I do a lot of closed network design for projects. Island networks for developer teams, with no internet, but all the collaboration accoutrements a productive team might need. Authentication, repositories, build systems, file sharing, email, SSO, etc.
Yesterday one of them blew up. The collaboration suite stopped working. My first theory was that something ran out of space. And I was right, but not the collaboration suite itself. Turns out the LDAP server which handles authentication ran out of space, and the collaboration suite died because it couldn’t contact the LDAP server.
But wait, why did the LDAP server run out of space? All it’s doing is LDAP and DNS.
And the journey begins.
A while back, I had disabled recursive DNS queries because someone’s chatty MS product was spewing so many DNS lookups that would never resolve, and those queries were subject to a timeout, and those backed up queries created a logjam that prevented legitimate queries for local assets from getting through. Disabling/disallowing recursive queries seemed to shut everyone up, since the queries were immediately denied rather than waiting for the timeout, so I moved on.
Yesterday’s problem was a bit more intense. Someone had pulled an email from outside the system into Outlook on the closed system. Not a problem, right? Well, Outlook is downright screwy sometimes. Just the act of doing that caused that user’s Outlook to spew over 600 DNS queries per second, and since the DNS server had defaulted to query logging, it resulted in 20+ GB of query logs, to the tune of 46 million queries in less than 60 hours.
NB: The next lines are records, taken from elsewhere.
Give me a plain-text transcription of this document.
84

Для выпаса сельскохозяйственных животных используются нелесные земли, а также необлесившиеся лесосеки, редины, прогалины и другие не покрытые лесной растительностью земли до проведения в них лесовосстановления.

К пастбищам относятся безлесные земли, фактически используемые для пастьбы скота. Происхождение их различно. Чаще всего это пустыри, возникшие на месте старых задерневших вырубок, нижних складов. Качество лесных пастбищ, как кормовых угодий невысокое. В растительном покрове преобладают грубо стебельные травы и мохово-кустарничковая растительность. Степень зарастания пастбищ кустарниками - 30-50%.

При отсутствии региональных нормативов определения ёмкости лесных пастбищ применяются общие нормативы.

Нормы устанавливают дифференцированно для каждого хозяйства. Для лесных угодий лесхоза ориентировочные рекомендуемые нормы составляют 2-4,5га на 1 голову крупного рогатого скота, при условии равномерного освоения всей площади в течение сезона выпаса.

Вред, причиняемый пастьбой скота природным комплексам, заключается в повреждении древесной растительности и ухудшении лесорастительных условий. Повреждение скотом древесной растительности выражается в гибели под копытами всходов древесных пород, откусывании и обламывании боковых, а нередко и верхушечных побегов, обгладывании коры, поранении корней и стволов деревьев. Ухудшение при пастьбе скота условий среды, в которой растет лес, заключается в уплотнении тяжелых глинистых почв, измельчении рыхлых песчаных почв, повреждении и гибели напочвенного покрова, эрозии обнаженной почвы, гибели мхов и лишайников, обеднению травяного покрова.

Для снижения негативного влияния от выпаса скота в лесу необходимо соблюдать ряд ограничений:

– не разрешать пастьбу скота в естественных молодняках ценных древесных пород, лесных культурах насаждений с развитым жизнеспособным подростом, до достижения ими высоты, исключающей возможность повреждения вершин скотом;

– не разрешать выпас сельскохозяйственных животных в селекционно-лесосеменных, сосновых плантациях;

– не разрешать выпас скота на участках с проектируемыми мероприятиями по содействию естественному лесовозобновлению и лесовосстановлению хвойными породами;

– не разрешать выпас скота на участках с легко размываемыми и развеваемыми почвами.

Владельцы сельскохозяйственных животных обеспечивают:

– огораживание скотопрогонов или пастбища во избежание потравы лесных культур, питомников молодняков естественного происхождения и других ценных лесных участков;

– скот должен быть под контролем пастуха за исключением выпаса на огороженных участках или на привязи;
This seemed slightly excessive to me.
I know I could have just turned off query logging, but I thought of another approach that might stop the noise without sacrificing query logging, because, you never know how that information might help. Also, that doesn’t STOP the traffic, it only stops recording the traffic. So I took all the domains from the chattiest queries — by far the highest was from that clearly broken Outlook process, an infinitely-repeating query to an outlook mobile / O365 address on msedge.net — and created fake authoritative zones on my DNS server. I was almost surprised that that shut things up immediately. Because I left query logging on, I could see an immediate effect. I guess an authoritative no is enough to shut things up in cases where a denied query might not.
All this is to say, really, I think 99% of people really have no idea just how much communication goes on behind the scenes in their so-called private networks. This is a set of clients that have never touched the Internet. Fresh out of the box, with updates applied from WSUS offline bundles, and I’ve got hundreds of thousands of queries to Facebook, Twitter, Ebay, Amazon, Google, MS and more. None of it was initiated by the user. This is all of that “user as product” bullshit.